Thursday, December 26, 2024

12/26/24: Case on prior inconsistent statement under Fed. R. Evid. 801(d)(1)(A)

In United States v. Shuemake, --- F.4th ---, No. 22-30210 (9th Cir. 2024), the Court affirmed Joshua Shuemake’s conviction for obstruction of justice in a case in which the district court admitted his friend Luke Ulavale’s grand jury testimony implicating Shuemake after Ulavale tried to backtrack at trial claiming memory loss.

Under the prior inconsistent statement rule of the Federal Rules of Evidence, a district court can admit an earlier sworn statement if a witness on the stand contradicts that statement. FED. R. EVID. 801(d)(1)(A). But can a court admit a prior statement if a witness claims at trial that he does not remember saying it? We hold that a feigned lack of recollection may fall within Rule 801’s prior inconsistent statement provision. We thus reject Joshua Shuemake’s argument that the district court erred in admitting his friend’s grand jury testimony implicating Shuemake after he tried to backtrack at trial by claiming memory loss. Shuemake’s conviction for obstruction of justice is affirmed.

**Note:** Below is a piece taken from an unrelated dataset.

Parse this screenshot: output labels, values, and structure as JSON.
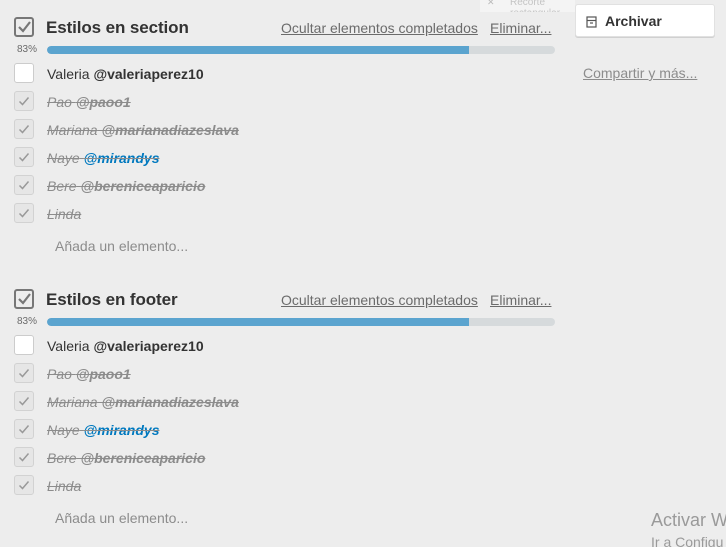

To be clear, we do not hold that a court can admit earlier sworn testimony as a prior inconsistent statement merely because a witness asserts that he cannot recall that prior statement. After all, a witness genuinely may not remember his earlier testimony; in that case, a lawyer can rely on other evidentiary rules such as refreshing the witness’ recollection (Rule 612) or using the recorded recollection exception to the hearsay rule (Rule 803(5)). Under the prior inconsistent statement rule, the dispositive inquiry is whether both the trial testimony and the prior testimony could be equally truthful when asserted. In making this assessment, trial courts can consider various factors—such as (i) inexplicable or questionable explanations for the lack of recollection, (ii) vague and evasive responses suggesting a refusal to answer truthfully, and (iii) potentially conflicting testimony—as signs that a witness is feigning memory loss. Courts must engage in this fact-intensive inquiry to smoke out a witness’ attempt to walk away from prior sworn testimony by asserting a lack of memory.